Melody S. Goodman, Ph.D.
Stony Brook University Medical Center - Graduate Program in Public Health
Junior Investigator, Public Health
Project Title: Stony Brook University Medical Center - Graduate Program in Public Health Utilizing National Data to Obtain Local Health Disparity Estimates
"The New Connections award has been a great first step in my professional development. It was the first grant I received after graduate school and has allowed me to begin my career as an independent researcher. The protected time and grant funding from the Robert Wood Johnson Foundation has validated my research interest, allowing me to work on research that I am truly passionate about. The coaching and training clinics sponsored by the Foundation have also helped to better prepare me for my role as an independent junior researcher at a large research university."
Project Description
Health disparities associated with race have been consistently observed in mortality, morbidity and other indicators of health. Despite heightened national attention of health disparities, progress in reducing these disparities has been slow. Part of the problem may be that the agenda to reduce disparities in health have been set on the national and state levels and are based on national and state level data. This is potentially problematic because these levels are far removed from the individual level where health outcomes are realized.
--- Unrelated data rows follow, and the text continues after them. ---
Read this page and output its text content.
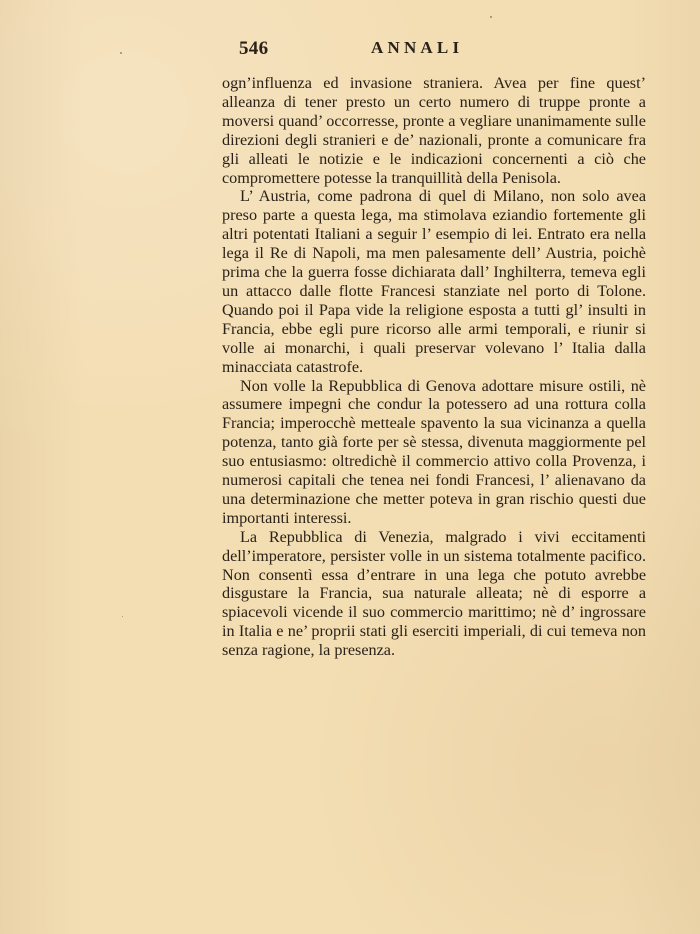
546	ANNALI

ogn’influenza ed invasione straniera. Avea per fine quest’ alleanza di tener presto un certo numero di truppe pronte a moversi quand’ occorresse, pronte a vegliare unanimamente sulle direzioni degli stranieri e de’ nazionali, pronte a comunicare fra gli alleati le notizie e le indicazioni concernenti a ciò che compromettere potesse la tranquillità della Penisola.

L’ Austria, come padrona di quel di Milano, non solo avea preso parte a questa lega, ma stimolava eziandio fortemente gli altri potentati Italiani a seguir l’ esempio di lei. Entrato era nella lega il Re di Napoli, ma men palesamente dell’ Austria, poichè prima che la guerra fosse dichiarata dall’ Inghilterra, temeva egli un attacco dalle flotte Francesi stanziate nel porto di Tolone. Quando poi il Papa vide la religione esposta a tutti gl’ insulti in Francia, ebbe egli pure ricorso alle armi temporali, e riunir si volle ai monarchi, i quali preservar volevano l’ Italia dalla minacciata catastrofe.

Non volle la Repubblica di Genova adottare misure ostili, nè assumere impegni che condur la potessero ad una rottura colla Francia; imperocchè metteale spavento la sua vicinanza a quella potenza, tanto già forte per sè stessa, divenuta maggiormente pel suo entusiasmo: oltredichè il commercio attivo colla Provenza, i numerosi capitali che tenea nei fondi Francesi, l’ alienavano da una determinazione che metter poteva in gran rischio questi due importanti interessi.

La Repubblica di Venezia, malgrado i vivi eccitamenti dell’imperatore, persister volle in un sistema totalmente pacifico. Non consentì essa d’entrare in una lega che potuto avrebbe disgustare la Francia, sua naturale alleata; nè di esporre a spiacevoli vicende il suo commercio marittimo; nè d’ ingrossare in Italia e ne’ proprii stati gli eserciti imperiali, di cui temeva non senza ragione, la presenza.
Goodman is developing statistical models that allow for the extrapolation of national data to obtain county, town, zip-code and other smaller geographic area estimates of the prevalence of five chronic diseases asthma, hypertension, diabetes, cancer and cardiovascular disease by race. She intends to build a multi-level model to estimate local health disparities using social, demographic and behavioral risk factors contributing to the prevalence of the disease and modeled on three levels: state, county and individual. She is developing separate models for each disease outcome.
Readily available data on the differences in health status, exposure to risk factors and access to care between different populations on the local level is necessary for local governments and health departments to determine priority areas and pertinent interventions. The lack of data limits the ability to evaluate the effectiveness of public health policy, local public health programs and public health interventions.
The development of the proposed models will provide local public health agencies with estimates of prevalence for chronic disease and the differences in prevalence by race, despite a lack of data collection at this level. These models provide a unique and affordable way for local public health agencies to obtain data that are not readily available.
Biography
Melody S. Goodman, Ph.D., is an assistant professor of preventive medicine in the division of evaluative sciences at the graduate program in public health at Stony Brook University Medical Center. In June 2006, at the age of 27, she received her Ph.D. from the department of biostatistics at Harvard University with minors in theoretical statistics and the social determinants of health disparities.
She was a National Institutes of Health minority predoctoral fellow. Her doctoral work focused on statistical methods for community-based cancer interventions and racial/ethnic health disparities research.
Goodman has also assumed the role of director for the Center for Public Health & Health Policy Research. This center was developed through a memorandum of understanding between the graduate program in public health at Stony Brook University and the Suffolk County Department of Health Services with the mission to improve health and health care for the residents of Suffolk County, Long Island. Goodman is a promising young researcher and has received a New York State Assembly citation for her commitment to academic excellence.